Sur le plan méthodologique, deux démarches de travail ont été privilégiés :

- Un travail collectif basé sur l’approche des pratiques familiales et modèles d’enfants à travers deux questionnaires - l’un pour les parents et l’autre pour les enfants et adolescents - qui regroupent les questionnements de tous les axes de recherche par des questions ciblées selon la problématique abordée dans chaque axe.

- un travail individuel laissant à chaque chercheur le choix des outils appropriés à la problématique de son axe  telle l’approche des modèles d’enfants/adolescents et les pratiques familiales; l’approche des modèles de familles à travers l’analyse des manuels scolaires issus de la réforme ; l’approche du lien familial à travers l’analyse du rapport de la famille aux médias  et NTIC ; l’approche ethnographique des nouvelles formes familiales et leurs effets sur les rôles, statuts et relations entre les membres d’une population locale…

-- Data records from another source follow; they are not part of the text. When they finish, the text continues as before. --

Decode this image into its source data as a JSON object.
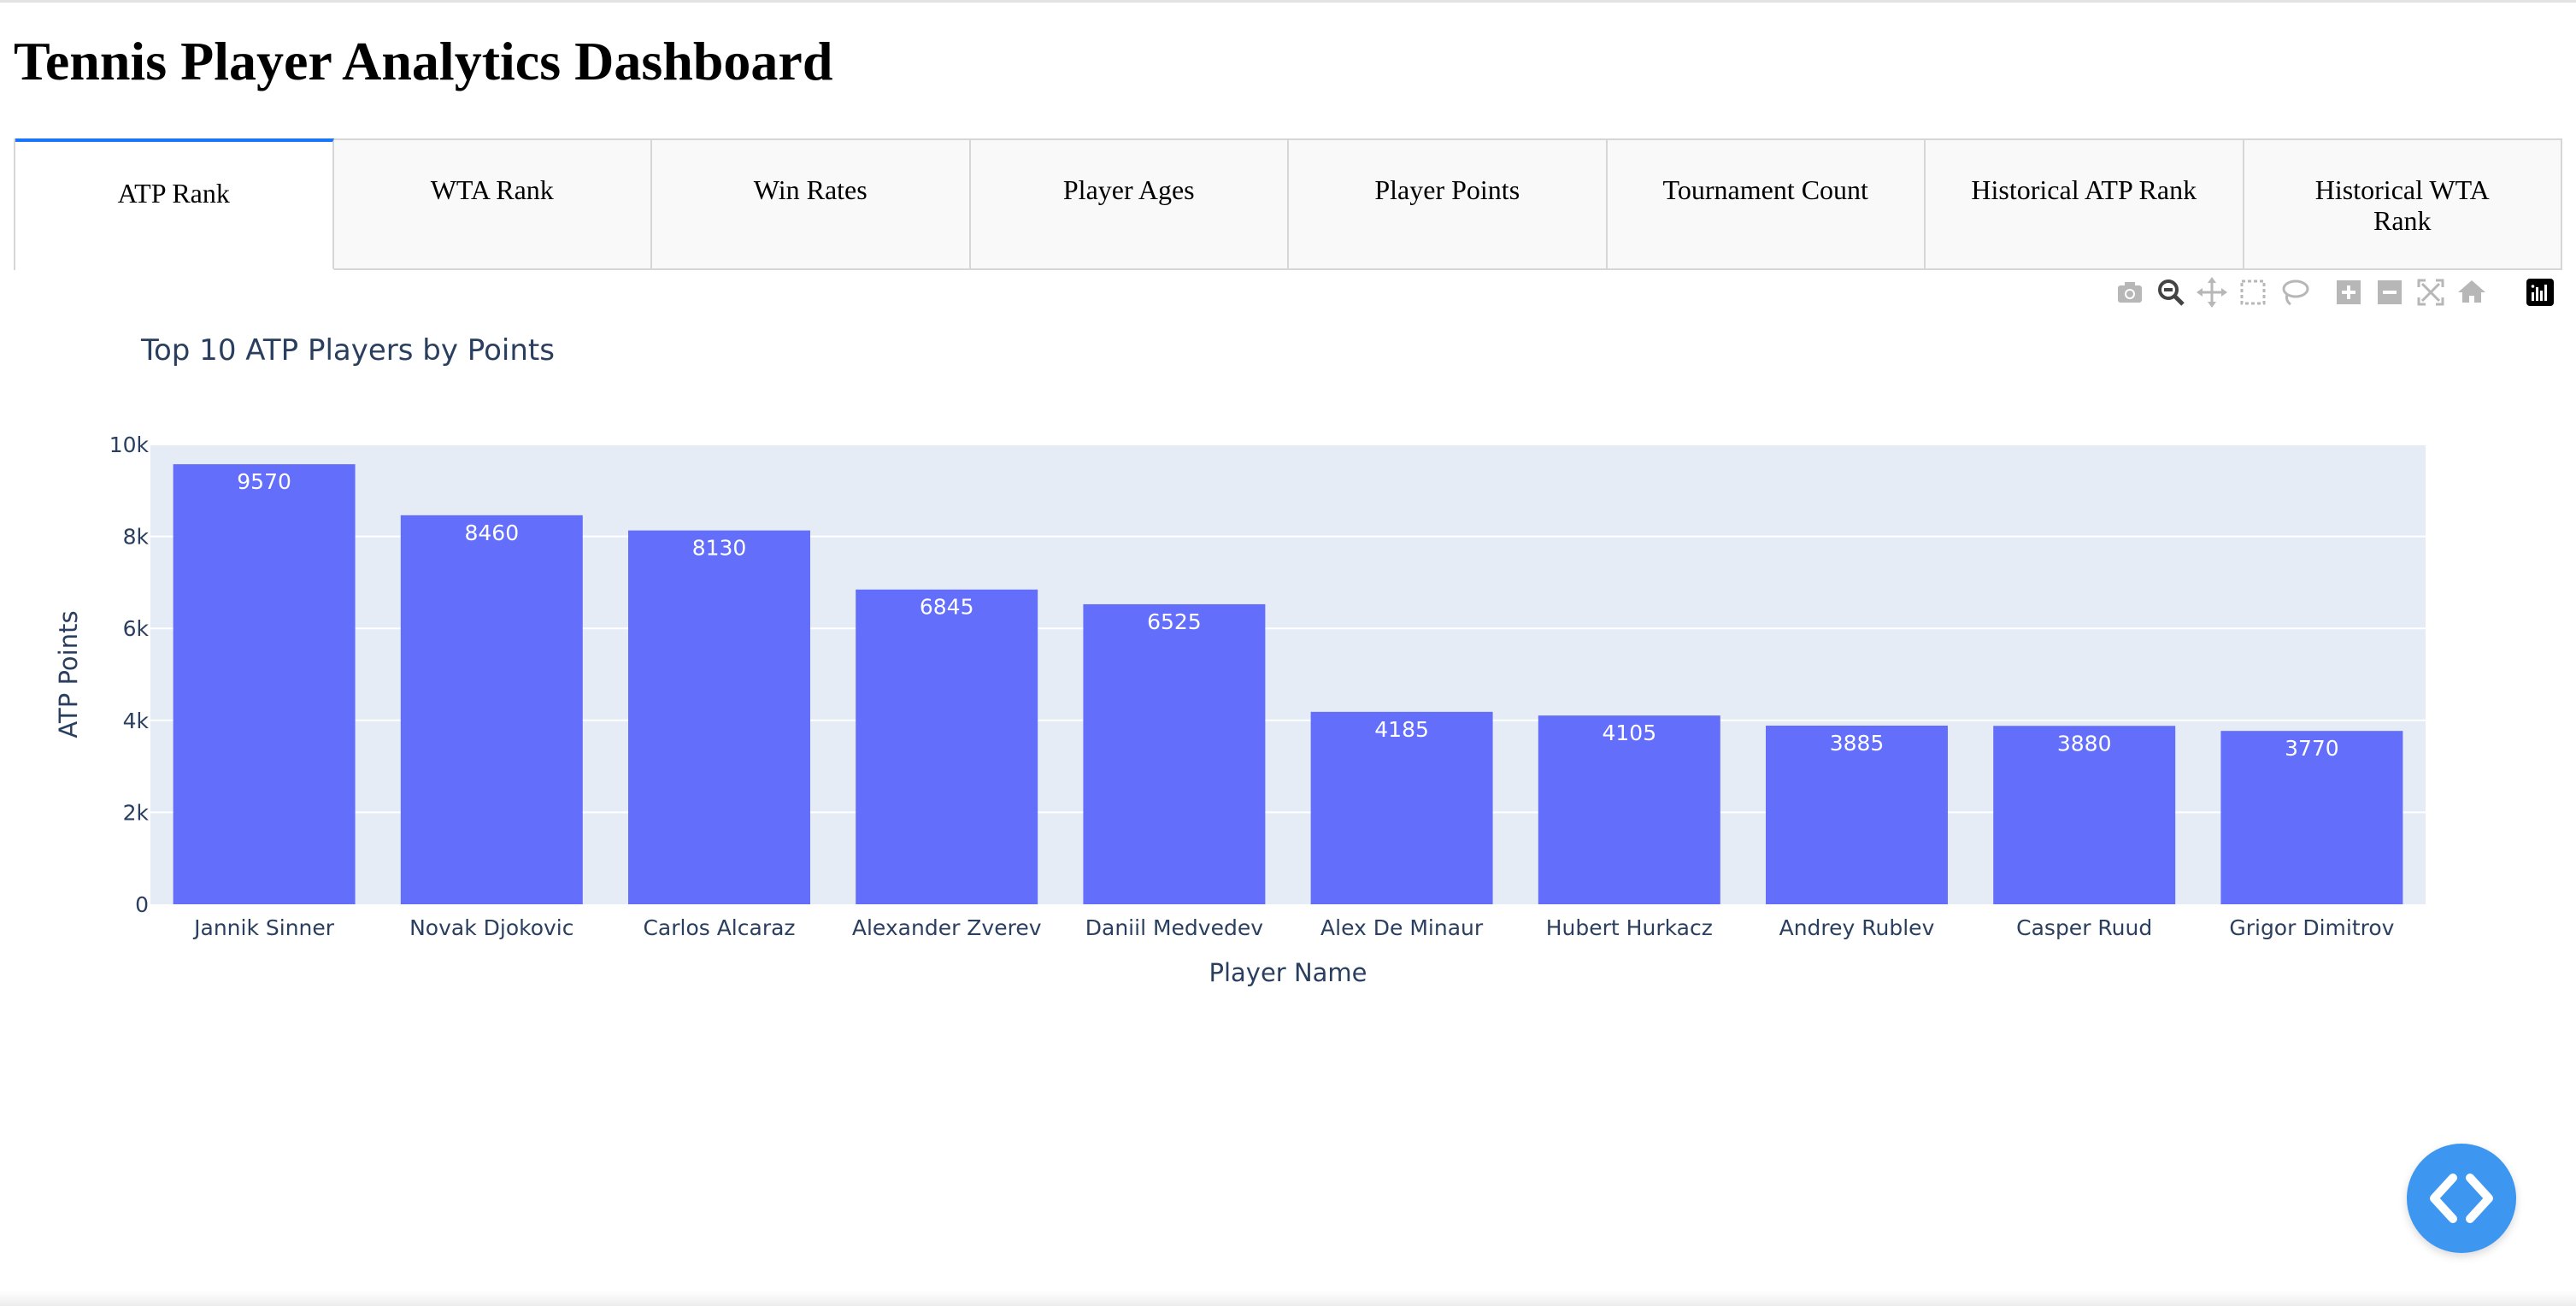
{
  "page": {
    "title": "Tennis Player Analytics Dashboard"
  },
  "tabs": [
    {
      "label": "ATP Rank",
      "selected": true
    },
    {
      "label": "WTA Rank",
      "selected": false
    },
    {
      "label": "Win Rates",
      "selected": false
    },
    {
      "label": "Player Ages",
      "selected": false
    },
    {
      "label": "Player Points",
      "selected": false
    },
    {
      "label": "Tournament Count",
      "selected": false
    },
    {
      "label": "Historical ATP Rank",
      "selected": false
    },
    {
      "label": "Historical WTA Rank",
      "selected": false
    }
  ],
  "modebar": {
    "icons": [
      "camera-icon",
      "zoom-icon",
      "pan-icon",
      "box-select-icon",
      "lasso-icon",
      "zoom-in-icon",
      "zoom-out-icon",
      "autoscale-icon",
      "home-icon",
      "plotly-logo-icon"
    ]
  },
  "colors": {
    "bar": "#636efa",
    "plot_bg": "#e5ecf6",
    "text": "#2a3f5f",
    "accent_tab": "#1975fa",
    "fab": "#3d96f0"
  },
  "chart_data": {
    "type": "bar",
    "title": "Top 10 ATP Players by Points",
    "xlabel": "Player Name",
    "ylabel": "ATP Points",
    "categories": [
      "Jannik Sinner",
      "Novak Djokovic",
      "Carlos Alcaraz",
      "Alexander Zverev",
      "Daniil Medvedev",
      "Alex De Minaur",
      "Hubert Hurkacz",
      "Andrey Rublev",
      "Casper Ruud",
      "Grigor Dimitrov"
    ],
    "values": [
      9570,
      8460,
      8130,
      6845,
      6525,
      4185,
      4105,
      3885,
      3880,
      3770
    ],
    "ylim": [
      0,
      10000
    ],
    "yticks": [
      0,
      2000,
      4000,
      6000,
      8000,
      10000
    ],
    "ytick_labels": [
      "0",
      "2k",
      "4k",
      "6k",
      "8k",
      "10k"
    ],
    "grid": true,
    "show_data_labels": true
  }
}
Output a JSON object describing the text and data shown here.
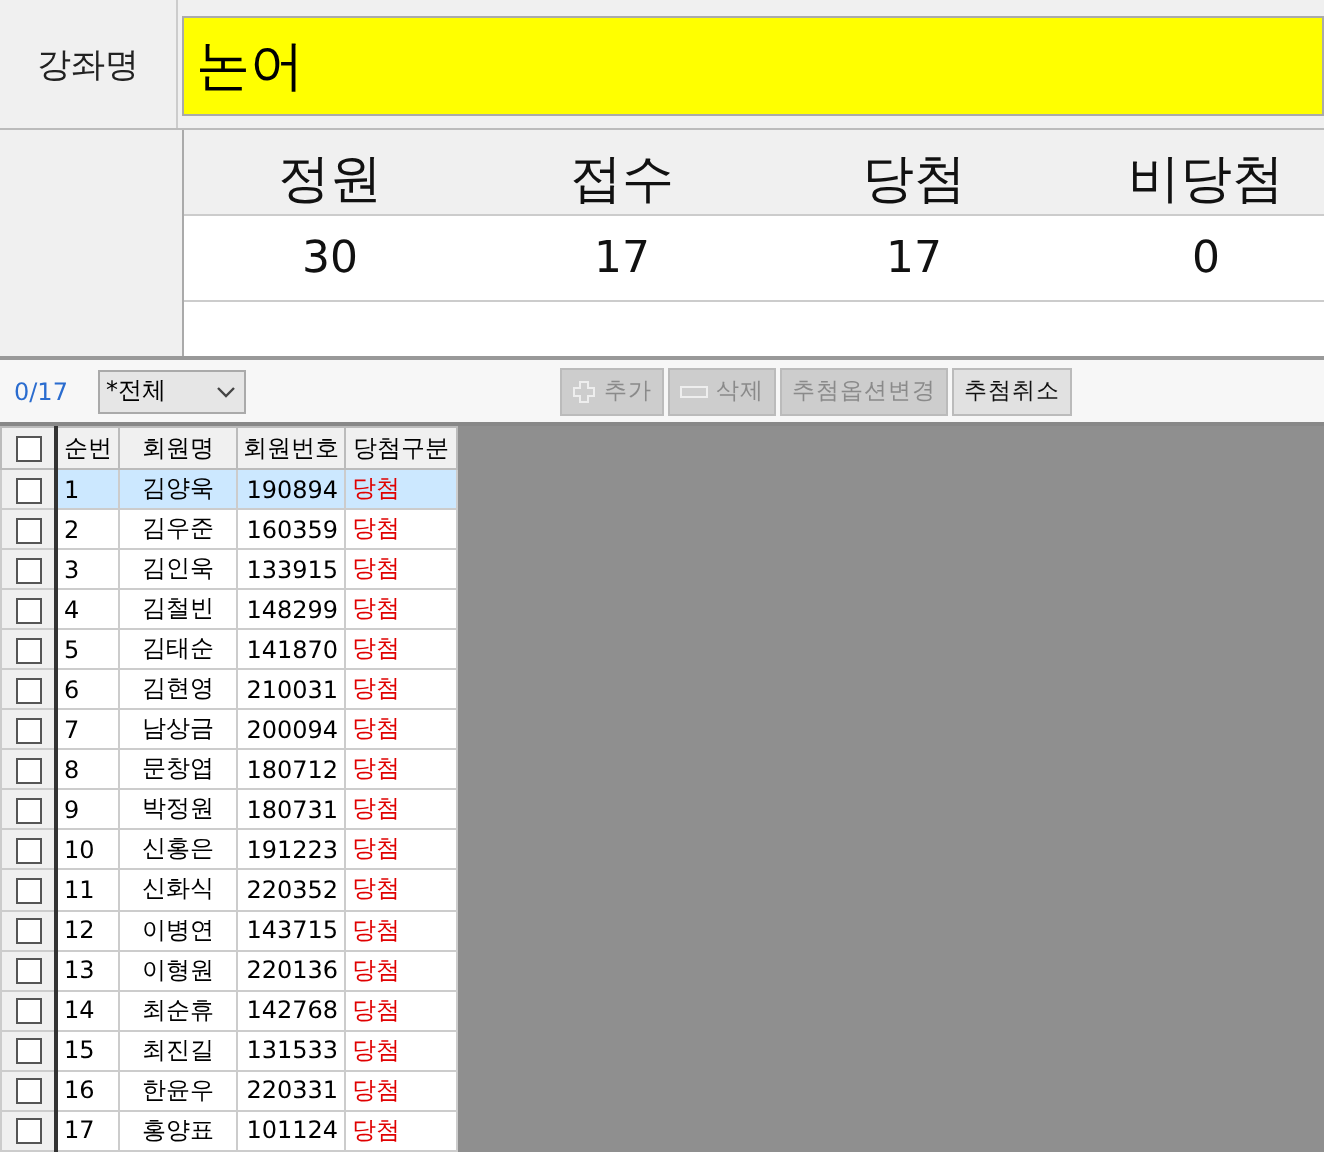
{
  "course": {
    "label": "강좌명",
    "value": "논어"
  },
  "stats": [
    {
      "header": "정원",
      "value": "30"
    },
    {
      "header": "접수",
      "value": "17"
    },
    {
      "header": "당첨",
      "value": "17"
    },
    {
      "header": "비당첨",
      "value": "0"
    }
  ],
  "toolbar": {
    "count": "0/17",
    "filter": "*전체",
    "buttons": [
      {
        "label": "추가",
        "kind": "plus",
        "disabled": true
      },
      {
        "label": "삭제",
        "kind": "minus",
        "disabled": true
      },
      {
        "label": "추첨옵션변경",
        "disabled": true
      },
      {
        "label": "추첨취소",
        "disabled": false
      }
    ]
  },
  "table": {
    "columns": [
      "순번",
      "회원명",
      "회원번호",
      "당첨구분"
    ],
    "header_checked": false,
    "rows": [
      {
        "no": "1",
        "name": "김양욱",
        "id": "190894",
        "result": "당첨",
        "checked": false,
        "selected": true
      },
      {
        "no": "2",
        "name": "김우준",
        "id": "160359",
        "result": "당첨",
        "checked": false,
        "selected": false
      },
      {
        "no": "3",
        "name": "김인욱",
        "id": "133915",
        "result": "당첨",
        "checked": false,
        "selected": false
      },
      {
        "no": "4",
        "name": "김철빈",
        "id": "148299",
        "result": "당첨",
        "checked": false,
        "selected": false
      },
      {
        "no": "5",
        "name": "김태순",
        "id": "141870",
        "result": "당첨",
        "checked": false,
        "selected": false
      },
      {
        "no": "6",
        "name": "김현영",
        "id": "210031",
        "result": "당첨",
        "checked": false,
        "selected": false
      },
      {
        "no": "7",
        "name": "남상금",
        "id": "200094",
        "result": "당첨",
        "checked": false,
        "selected": false
      },
      {
        "no": "8",
        "name": "문창엽",
        "id": "180712",
        "result": "당첨",
        "checked": false,
        "selected": false
      },
      {
        "no": "9",
        "name": "박정원",
        "id": "180731",
        "result": "당첨",
        "checked": false,
        "selected": false
      },
      {
        "no": "10",
        "name": "신홍은",
        "id": "191223",
        "result": "당첨",
        "checked": false,
        "selected": false
      },
      {
        "no": "11",
        "name": "신화식",
        "id": "220352",
        "result": "당첨",
        "checked": false,
        "selected": false
      },
      {
        "no": "12",
        "name": "이병연",
        "id": "143715",
        "result": "당첨",
        "checked": false,
        "selected": false
      },
      {
        "no": "13",
        "name": "이형원",
        "id": "220136",
        "result": "당첨",
        "checked": false,
        "selected": false
      },
      {
        "no": "14",
        "name": "최순휴",
        "id": "142768",
        "result": "당첨",
        "checked": false,
        "selected": false
      },
      {
        "no": "15",
        "name": "최진길",
        "id": "131533",
        "result": "당첨",
        "checked": false,
        "selected": false
      },
      {
        "no": "16",
        "name": "한윤우",
        "id": "220331",
        "result": "당첨",
        "checked": false,
        "selected": false
      },
      {
        "no": "17",
        "name": "홍양표",
        "id": "101124",
        "result": "당첨",
        "checked": false,
        "selected": false
      }
    ]
  }
}
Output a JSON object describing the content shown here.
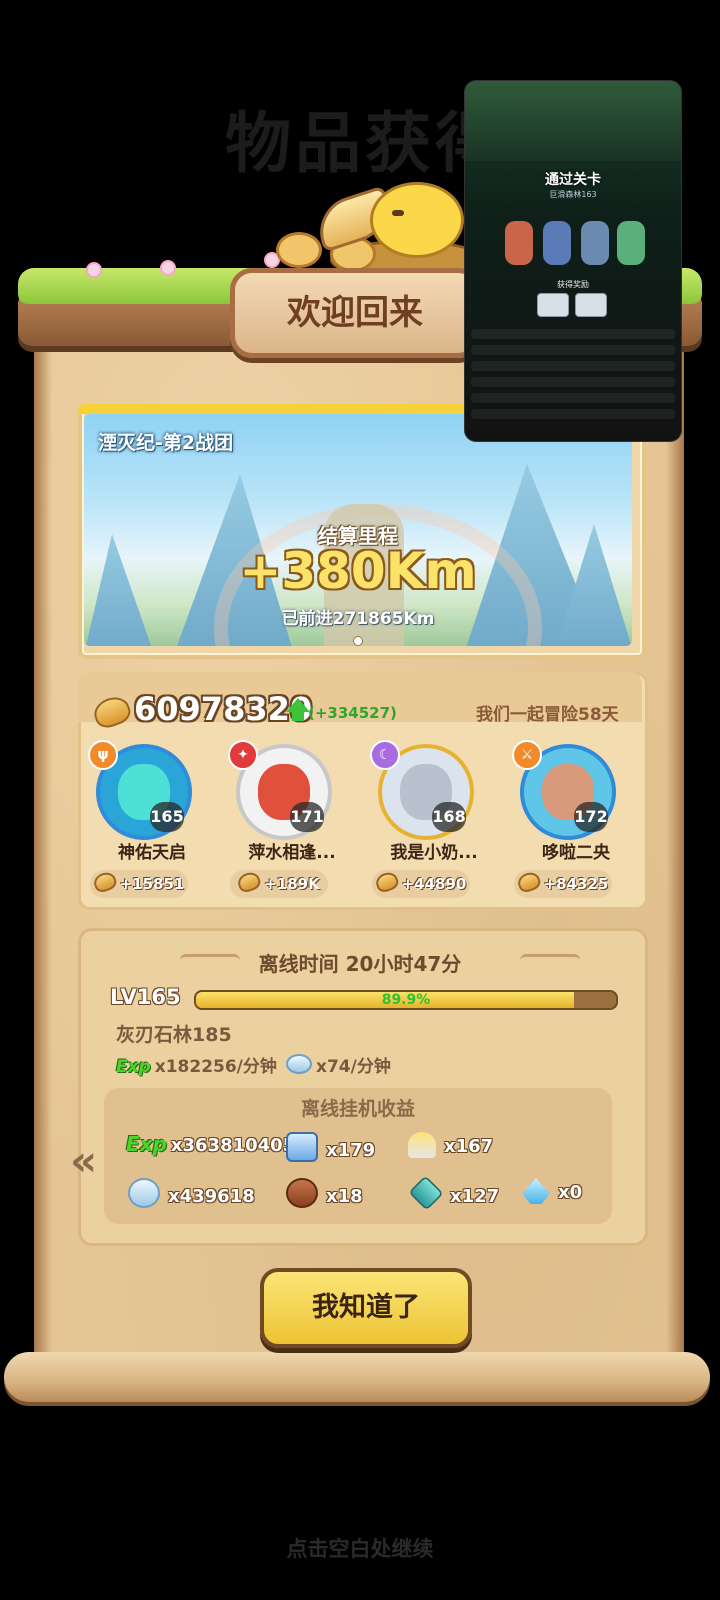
{
  "background": {
    "title": "物品获得",
    "continue_hint": "点击空白处继续"
  },
  "banner": {
    "title": "欢迎回来"
  },
  "journey": {
    "team_name": "湮灭纪-第2战团",
    "label": "结算里程",
    "distance": "+380Km",
    "total": "已前进271865Km"
  },
  "power": {
    "value": "60978320",
    "delta": "(+334527)",
    "days": "我们一起冒险58天"
  },
  "heroes": [
    {
      "name": "神佑天启",
      "level": "165",
      "gain": "+15851",
      "badge_icon": "trident-icon"
    },
    {
      "name": "萍水相逢...",
      "level": "171",
      "gain": "+189K",
      "badge_icon": "fire-icon"
    },
    {
      "name": "我是小奶...",
      "level": "168",
      "gain": "+44890",
      "badge_icon": "moon-icon"
    },
    {
      "name": "哆啦二央",
      "level": "172",
      "gain": "+84325",
      "badge_icon": "sword-icon"
    }
  ],
  "offline": {
    "title": "离线时间 20小时47分",
    "level": "LV165",
    "progress_pct": "89.9%",
    "progress_fraction": 0.899,
    "stage": "灰刃石林185",
    "exp_tag": "Exp",
    "exp_rate": "x182256/分钟",
    "shell_rate": "x74/分钟",
    "gains_title": "离线挂机收益",
    "items": [
      {
        "icon": "exp-icon",
        "text": "x363810405"
      },
      {
        "icon": "gift-box-icon",
        "text": "x179"
      },
      {
        "icon": "torch-icon",
        "text": "x167"
      },
      {
        "icon": "shell-icon",
        "text": "x439618"
      },
      {
        "icon": "meat-icon",
        "text": "x18"
      },
      {
        "icon": "gem-icon",
        "text": "x127"
      },
      {
        "icon": "crystal-icon",
        "text": "x0"
      }
    ]
  },
  "confirm_button": {
    "label": "我知道了"
  },
  "pip_overlay": {
    "title": "通过关卡",
    "subtitle": "巨滑森林163",
    "reward_label": "获得奖励"
  },
  "colors": {
    "parchment": "#e5c594",
    "button": "#edc434",
    "mileage": "#fbe26a",
    "power_up": "#3ec43a"
  }
}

La problématique de notre projet, trop large au départ, a été réajustée au fur et à mesure de l’avancée dans l’approche du terrain par chaque membre de l’équipe de recherche.

Ainsi, d’autres pistes ont été explorées, ce qui a enrichi ce projet au-delà de nos espérances : les axes de recherches ont abordé des thèmes variés (les modèles de parents, les modèles d’enfants, les pratiques éducatives, les modèles dans les livres scolaires, les pratiques familiales face au NTICs, etc.). D’autre part, plusieurs catégories de population ont été étudié (parents de familles, femmes travailleuses, étudiants, adolescents, personnes âgées, enfants privés de famille). Ce souci de diversification de thèmes et de populations était dicté non seulement par l’ampleur de sujet étudié, mais aussi pour mettre en valeur un travail collectif d’une équipe de recherche pluridisciplinaire. Notre objectif commun visait, avant tout, à approcher le changement social et ses effets sur la famille.

Le premier chapitre présente les résultats de l’enquête commune à tous les axes et qui a porté sur 150 ménages à Oran. Ont été enquêtés les parents et leurs enfants âgés de 10 à 18 ans.

Les autres chapitres sont consacrés aux travaux réalisés par chaque axe et, à la fin, une synthèse générale et des conclusions clôtureront cet ouvrage.  


Notes

[1] a) Benghabrit-Remaoun, N. (dir.), Famille et intégration socioéconomique. CRASC/MDCFCF, 2004. b) Revue INSANIYAT :« Familles d’hier et d’aujourd’hui »,  n°4, Janvier-avril, 1998. c) Benghabrit-Remaoun, N. (dir.),  Femmes et développement, Oran,  CRASC, 1995. d) Violence à l’égard des femmes en Algérie, MDCFCF/CRASC, 2006. e) Stratégie nationale de la famille, SNAFAM, 2010, MDCFCF/CRASC ; Benamar, A. (s.c), Ecole, Famille : quels modèles éducatifs, cahier du CRASC, n°25, 2012.

Voir également : « Changements familiaux, changements sociaux », Actes du 3ème colloque. Département de sociologie. 20, 21 Janvier 2004, Le Lien, n°3, Alger, 2006.